Bud Selig Doesn't Think Baseball Needs Expansive Instant Replay Because You Show Up To Ballparks

By Chris Hengst

Forgive Bud Selig if he isn’t impressed with your instant replay demands, he’s too busy bathing himself in liquified one hundred dollar bills at the base of the Marlins Park home run monstrosity. Speaking to various media members Monday, Selig reiterated his disdain for cameras, computers, technology, the Internet, Zack Morris-sized mobile telephones and any other remnant of device that operates without the user murmuring “stop” at the end of a sentence.

Actually, he said the following, “given our attendance  and everything we’re doing, we’re in the right place with instant replay.” That quote comes via John Shea of the San Francisco Chronicle and it makes little sense of course but that’s part of the charm of the Commissioner.

He’s a pseudo-dunce in public talking to the press while accomplishing goal after goal in board rooms (20 straight years of labor peace, increasing the number of playoff teams twice, reigning in Draft bonuses) to boost his sport’s profile.
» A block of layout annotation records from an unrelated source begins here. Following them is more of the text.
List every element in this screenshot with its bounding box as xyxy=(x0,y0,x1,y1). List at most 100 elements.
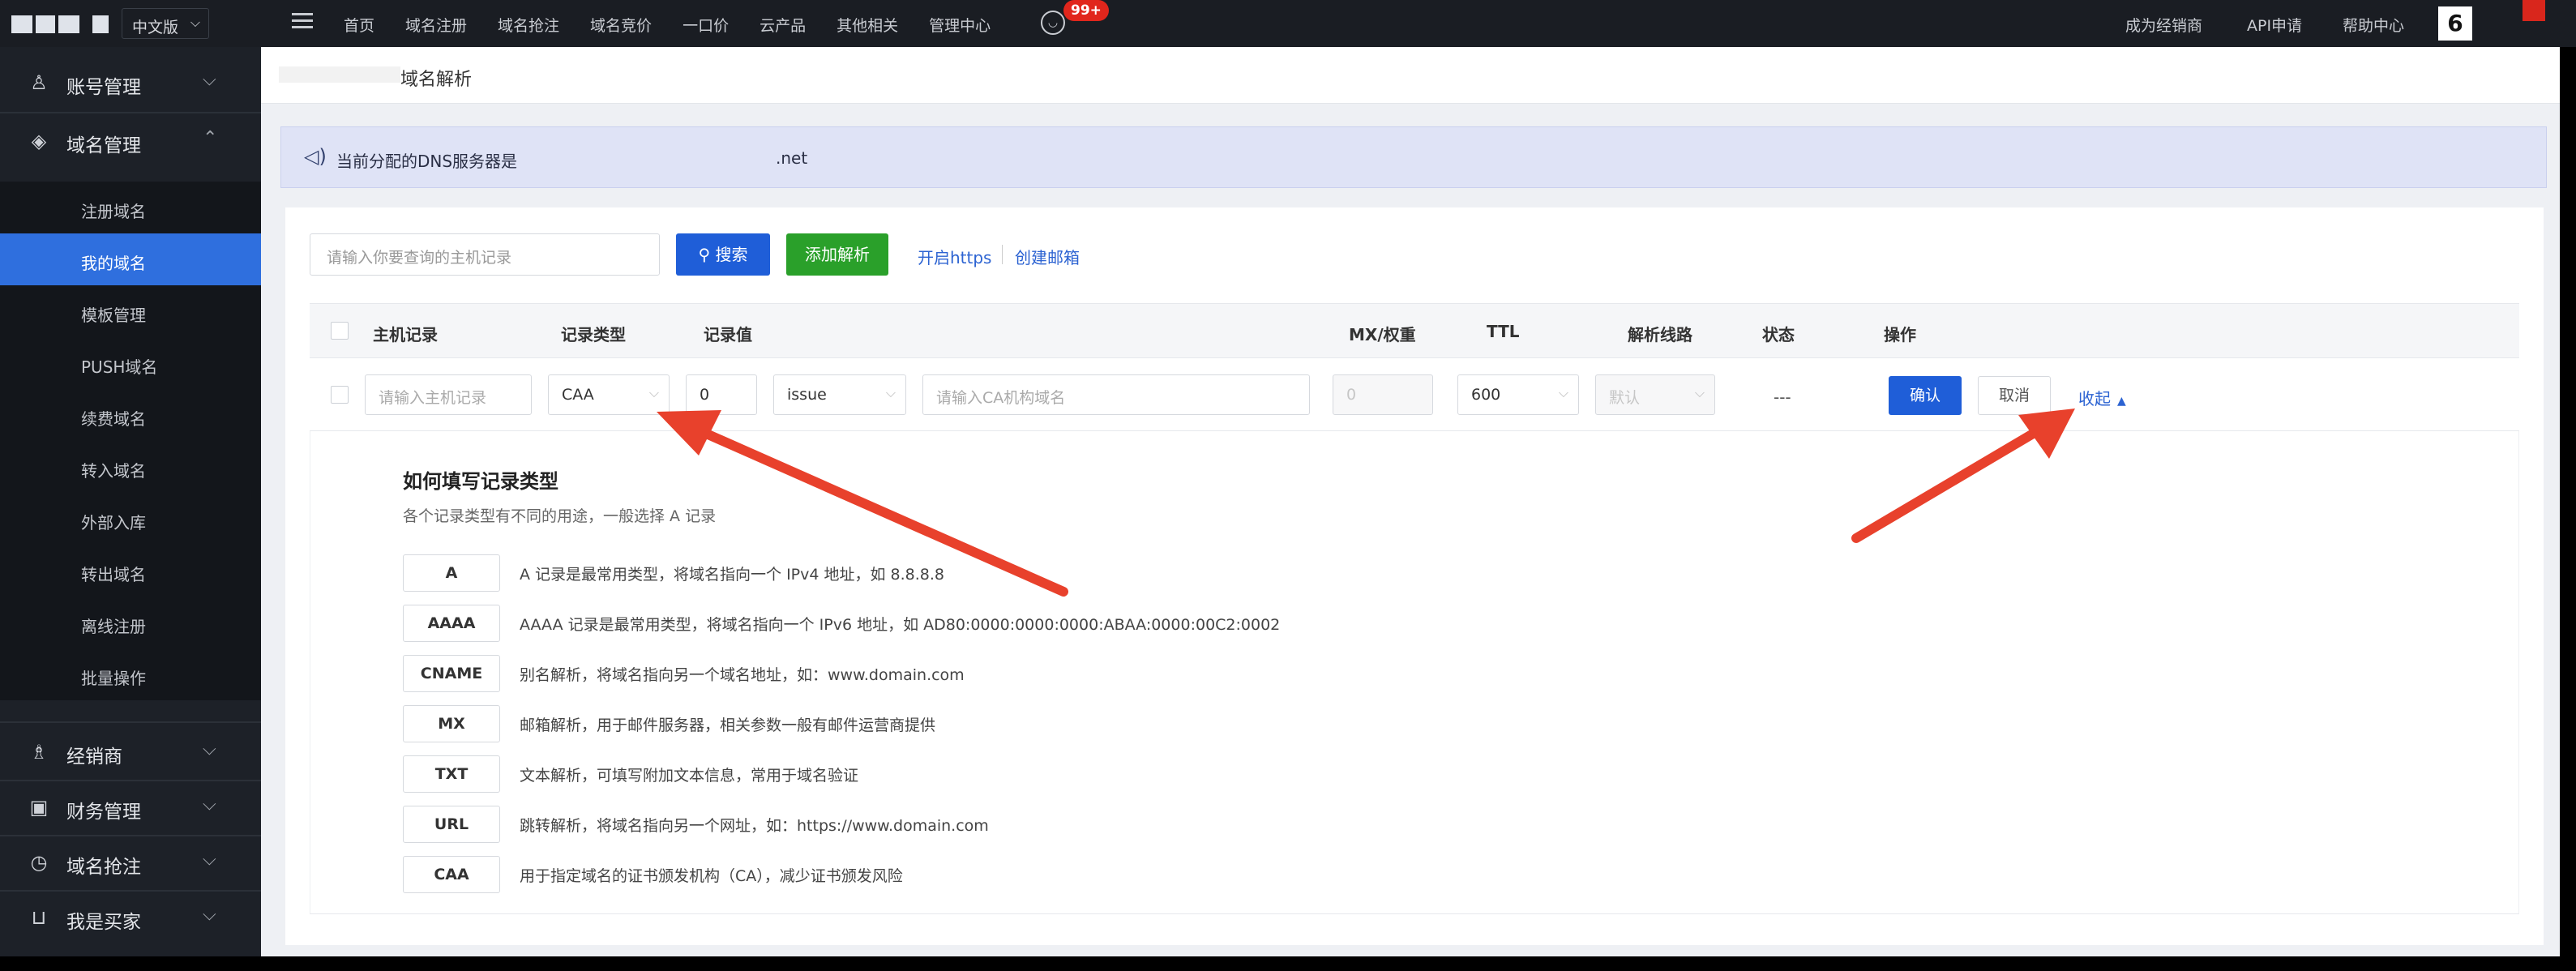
create-mailbox-link[interactable]: 创建邮箱 xyxy=(1015,245,1080,268)
host-input[interactable]: 请输入主机记录 xyxy=(365,374,532,415)
th-mx: MX/权重 xyxy=(1349,325,1416,344)
screen-edge xyxy=(2560,47,2576,971)
chevron-down-icon: ⌵ xyxy=(203,905,216,925)
chevron-down-icon: ⌵ xyxy=(1694,385,1705,400)
language-select[interactable]: 中文版 ⌵ xyxy=(122,8,209,39)
record-type-select[interactable]: CAA ⌵ xyxy=(548,374,670,415)
chevron-down-icon: ⌵ xyxy=(1558,385,1568,400)
finance-icon: ▣ xyxy=(29,796,49,819)
status-value: --- xyxy=(1774,387,1791,407)
caa-tag-select[interactable]: issue ⌵ xyxy=(773,374,906,415)
th-actions: 操作 xyxy=(1884,325,1916,344)
guide-title: 如何填写记录类型 xyxy=(403,470,558,493)
menu-icon[interactable] xyxy=(292,13,313,31)
sidebar-section-dealer[interactable]: ♗ 经销商 ⌵ xyxy=(0,726,261,778)
line-select[interactable]: 默认 ⌵ xyxy=(1595,374,1715,415)
type-tag-caa: CAA xyxy=(403,856,500,893)
sidebar-section-label: 域名抢注 xyxy=(66,857,141,878)
sidebar-item-my-domains[interactable]: 我的域名 xyxy=(0,233,261,285)
caa-flag-input[interactable]: 0 xyxy=(686,374,757,415)
clock-icon: ◷ xyxy=(30,851,48,874)
sidebar-item-batch[interactable]: 批量操作 xyxy=(0,648,261,700)
dns-records-card: 请输入你要查询的主机记录 ⚲ 搜索 添加解析 开启https 创建邮箱 主机记录… xyxy=(285,207,2544,945)
search-button[interactable]: ⚲ 搜索 xyxy=(676,233,770,276)
nav-fixed-price[interactable]: 一口价 xyxy=(683,14,729,36)
chevron-down-icon: ⌵ xyxy=(203,794,216,815)
sidebar-section-finance[interactable]: ▣ 财务管理 ⌵ xyxy=(0,781,261,833)
sidebar-item-renew[interactable]: 续费域名 xyxy=(0,389,261,441)
screen-edge xyxy=(0,956,2576,971)
top-nav: 首页 域名注册 域名抢注 域名竞价 一口价 云产品 其他相关 管理中心 xyxy=(344,14,1021,36)
nav-bid[interactable]: 域名竞价 xyxy=(590,14,652,36)
type-tag-a: A xyxy=(403,554,500,592)
type-desc-aaaa: AAAA 记录是最常用类型，将域名指向一个 IPv6 地址，如 AD80:000… xyxy=(520,616,1281,634)
sidebar-item-push[interactable]: PUSH域名 xyxy=(0,337,261,389)
api-apply-link[interactable]: API申请 xyxy=(2247,14,2302,36)
select-all-checkbox[interactable] xyxy=(331,322,349,340)
sidebar-section-label: 域名管理 xyxy=(66,135,141,156)
sidebar-section-snap[interactable]: ◷ 域名抢注 ⌵ xyxy=(0,836,261,888)
type-tag-mx: MX xyxy=(403,705,500,742)
nav-other[interactable]: 其他相关 xyxy=(837,14,898,36)
th-host: 主机记录 xyxy=(373,325,438,344)
table-header: 主机记录 记录类型 记录值 MX/权重 TTL 解析线路 状态 操作 xyxy=(310,303,2519,358)
confirm-button[interactable]: 确认 xyxy=(1889,376,1962,415)
sidebar-section-label: 账号管理 xyxy=(66,77,141,98)
user-avatar[interactable]: 6 xyxy=(2438,6,2472,41)
chevron-up-icon: ⌃ xyxy=(203,128,218,148)
sidebar-item-transfer-out[interactable]: 转出域名 xyxy=(0,545,261,597)
nav-snap[interactable]: 域名抢注 xyxy=(498,14,559,36)
sidebar-item-transfer-in[interactable]: 转入域名 xyxy=(0,441,261,493)
sidebar-section-domain[interactable]: ◈ 域名管理 ⌃ xyxy=(0,115,261,167)
mx-weight-input[interactable]: 0 xyxy=(1333,374,1433,415)
message-icon[interactable]: ◡ xyxy=(1041,11,1065,35)
become-dealer-link[interactable]: 成为经销商 xyxy=(2125,14,2202,36)
type-desc-caa: 用于指定域名的证书颁发机构（CA），减少证书颁发风险 xyxy=(520,867,903,885)
ca-domain-input[interactable]: 请输入CA机构域名 xyxy=(922,374,1310,415)
nav-register[interactable]: 域名注册 xyxy=(405,14,467,36)
chevron-down-icon: ⌵ xyxy=(648,385,659,400)
help-center-link[interactable]: 帮助中心 xyxy=(2343,14,2404,36)
enable-https-link[interactable]: 开启https xyxy=(918,245,991,268)
language-label: 中文版 xyxy=(132,19,179,36)
chevron-down-icon: ⌵ xyxy=(190,15,200,30)
type-tag-aaaa: AAAA xyxy=(403,605,500,642)
th-status: 状态 xyxy=(1762,325,1795,344)
main-content: 域名解析 ◁) 当前分配的DNS服务器是 .net 请输入你要查询的主机记录 ⚲… xyxy=(261,47,2560,956)
sidebar-item-external[interactable]: 外部入库 xyxy=(0,493,261,545)
divider xyxy=(1002,245,1003,264)
cart-icon: ⊔ xyxy=(31,906,47,929)
search-icon: ⚲ xyxy=(698,245,716,264)
type-tag-txt: TXT xyxy=(403,755,500,793)
th-type: 记录类型 xyxy=(561,325,626,344)
message-badge: 99+ xyxy=(1063,0,1109,21)
cancel-button[interactable]: 取消 xyxy=(1978,376,2051,415)
type-desc-a: A 记录是最常用类型，将域名指向一个 IPv4 地址，如 8.8.8.8 xyxy=(520,566,945,584)
page-header: 域名解析 xyxy=(261,47,2560,104)
add-record-button[interactable]: 添加解析 xyxy=(786,233,888,276)
sidebar-section-label: 经销商 xyxy=(66,746,122,768)
ttl-select[interactable]: 600 ⌵ xyxy=(1457,374,1579,415)
sidebar-item-templates[interactable]: 模板管理 xyxy=(0,285,261,337)
type-desc-mx: 邮箱解析，用于邮件服务器，相关参数一般有邮件运营商提供 xyxy=(520,716,936,734)
nav-manage[interactable]: 管理中心 xyxy=(929,14,991,36)
th-value: 记录值 xyxy=(704,325,752,344)
row-checkbox[interactable] xyxy=(331,386,349,404)
type-desc-cname: 别名解析，将域名指向另一个域名地址，如：www.domain.com xyxy=(520,666,965,684)
collapse-toggle[interactable]: 收起 ▲ xyxy=(2078,386,2126,409)
host-search-input[interactable]: 请输入你要查询的主机记录 xyxy=(310,233,660,276)
sidebar-section-buyer[interactable]: ⊔ 我是买家 ⌵ xyxy=(0,892,261,943)
type-tag-url: URL xyxy=(403,806,500,843)
layers-icon: ◈ xyxy=(31,130,47,152)
sidebar-item-register[interactable]: 注册域名 xyxy=(0,182,261,233)
nav-cloud[interactable]: 云产品 xyxy=(760,14,806,36)
th-ttl: TTL xyxy=(1487,322,1520,341)
notice-text: 当前分配的DNS服务器是 xyxy=(336,152,518,171)
sidebar-item-offline[interactable]: 离线注册 xyxy=(0,597,261,648)
page-title: 域名解析 xyxy=(400,70,473,90)
sidebar-section-account[interactable]: ♙ 账号管理 ⌵ xyxy=(0,57,261,109)
chevron-down-icon: ⌵ xyxy=(203,849,216,870)
user-icon: ♙ xyxy=(30,71,48,94)
nav-home[interactable]: 首页 xyxy=(344,14,374,36)
sidebar-section-label: 财务管理 xyxy=(66,802,141,823)
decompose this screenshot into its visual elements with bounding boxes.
Attendance is up 8.1% in 2012 compared to last year. People are flocking to ballparks to watch tight pennant races and they’re noticing the intricacies of the game that require a more progressive look.

Major League Baseball plans on expanding instant replay, it was written in the new Collective Bargaining Agreement but that expansion pertains to fair or foul balls hit down the lines and trap catches in the outfield. If you’re campaigning for strike zone review, save it. That’s happening right around the time Pete Rose enters Cooperstown and John Rocker buys an apartment in Times Square.

Akin to the college football playoff, a little of something wets the appetite and forces followers to become rabid. Instant replay is being used in Major League parks at the moment. Soon, it will entail more than just home runs. An overhaul of a tradition-rich sport in just days or weeks was never feasible. Let the old men wallow in their landlines a bit longer before someone with a smart phone inherits decision-making power.

Expanded instant replay won’t change my enjoyment of baseball any less or more. And being patient about it figures to keep my blood pressure low. Bud Selig has played a pivotal role in the evolution of the sport. I won’t hold it against him if he keeps the technology wolves at bay a little longer. Even if he uses an Atari to do it.